The government has gazetted regulations allowing two multi-billion dollar projects to enjoy tax benefits and incentives as special economic zones (SEZ) in a move expected to increase exports, facilitate value added products and create employment opportunities.

According to Statutory Instrument 381 of 2019 issued on Friday, the Arcadia Lithium Mine Project has been granted a special economic zones (SEZ) status and will enjoy incentives in a move expected to result in the business activity creating more opportunities in the lithium value chain.

The multi-billion dollar project will also be required to provide a value chain system where the mineral commodity will be processed locally at low costs with the focus being towards the manufacture of batteries.

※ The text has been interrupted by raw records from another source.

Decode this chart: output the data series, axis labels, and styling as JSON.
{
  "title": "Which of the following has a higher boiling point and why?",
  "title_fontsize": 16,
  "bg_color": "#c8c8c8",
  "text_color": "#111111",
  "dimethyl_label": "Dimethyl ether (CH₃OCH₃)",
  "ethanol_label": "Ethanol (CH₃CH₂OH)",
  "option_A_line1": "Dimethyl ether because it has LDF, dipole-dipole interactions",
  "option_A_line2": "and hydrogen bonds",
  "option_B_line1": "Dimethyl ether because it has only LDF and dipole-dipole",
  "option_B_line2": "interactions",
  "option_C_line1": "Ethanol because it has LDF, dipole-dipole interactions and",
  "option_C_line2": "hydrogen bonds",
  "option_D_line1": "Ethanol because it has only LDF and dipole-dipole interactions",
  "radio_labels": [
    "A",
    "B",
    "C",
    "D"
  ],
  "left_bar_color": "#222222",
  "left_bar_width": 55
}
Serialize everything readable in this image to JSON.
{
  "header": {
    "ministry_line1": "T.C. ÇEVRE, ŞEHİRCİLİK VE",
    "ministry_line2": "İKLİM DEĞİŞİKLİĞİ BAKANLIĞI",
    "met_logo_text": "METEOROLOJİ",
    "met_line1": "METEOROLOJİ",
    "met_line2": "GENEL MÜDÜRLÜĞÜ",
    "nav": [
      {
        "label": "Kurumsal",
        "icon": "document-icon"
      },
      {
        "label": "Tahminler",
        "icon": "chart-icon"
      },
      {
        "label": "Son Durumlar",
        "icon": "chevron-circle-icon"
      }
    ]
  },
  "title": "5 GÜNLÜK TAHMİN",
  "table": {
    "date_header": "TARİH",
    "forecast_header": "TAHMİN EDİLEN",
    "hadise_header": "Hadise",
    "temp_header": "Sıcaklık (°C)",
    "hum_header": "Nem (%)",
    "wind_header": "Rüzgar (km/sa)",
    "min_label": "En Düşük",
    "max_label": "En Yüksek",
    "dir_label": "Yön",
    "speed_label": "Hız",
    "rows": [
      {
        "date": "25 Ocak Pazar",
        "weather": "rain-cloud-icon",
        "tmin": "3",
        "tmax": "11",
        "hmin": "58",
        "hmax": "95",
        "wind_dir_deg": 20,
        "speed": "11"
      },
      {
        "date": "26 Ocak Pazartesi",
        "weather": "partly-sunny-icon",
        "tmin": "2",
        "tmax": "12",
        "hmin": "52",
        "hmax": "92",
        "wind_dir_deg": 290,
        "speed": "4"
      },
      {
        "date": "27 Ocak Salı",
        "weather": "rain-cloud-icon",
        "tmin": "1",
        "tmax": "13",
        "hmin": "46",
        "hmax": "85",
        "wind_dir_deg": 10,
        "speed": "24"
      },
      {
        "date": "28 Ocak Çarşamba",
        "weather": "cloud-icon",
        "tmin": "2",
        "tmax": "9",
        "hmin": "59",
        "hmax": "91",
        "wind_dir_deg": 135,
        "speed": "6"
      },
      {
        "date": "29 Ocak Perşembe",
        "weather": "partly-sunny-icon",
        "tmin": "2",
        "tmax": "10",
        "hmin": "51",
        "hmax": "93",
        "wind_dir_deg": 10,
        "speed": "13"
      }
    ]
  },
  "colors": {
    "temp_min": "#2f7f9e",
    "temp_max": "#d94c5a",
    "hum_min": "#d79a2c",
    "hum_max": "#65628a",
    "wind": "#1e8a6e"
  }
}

Statutory Instrument 382 of 2019 states that the Borrowdale based medical project, Vislink will also enjoy several incentives with its main thrust being towards the setting up of a medical hub for the country.

The development is expected to result in Vislink becoming an affordable project that can provide drugs locally at cheaper prices, while also easing the burden of locals in seeking medical products externally or abroad.

A Singapore based investor, Mr Gabriel Arezio, who is in the country looking for businesses in mining, agriculture and construction, said the special economic zones model is very important but will be a success in Zimbabwe if the government sticks to its promises.

“It can be a success but the problem we are facing is of projects that are merely a talk show, so if the Zimbabwean government is really committed to the project then we can see it being a real success,” he said.

Zimbabwe has developed special economic zones to increase investment in key productive sectors of the economy and to facilitate rapid economic growth, by providing tax and other fiscal incentives to attract foreign direct investment, create jobs, increase value addition, create linkages with the domestic economy and ensure skills transfer and technological advancement.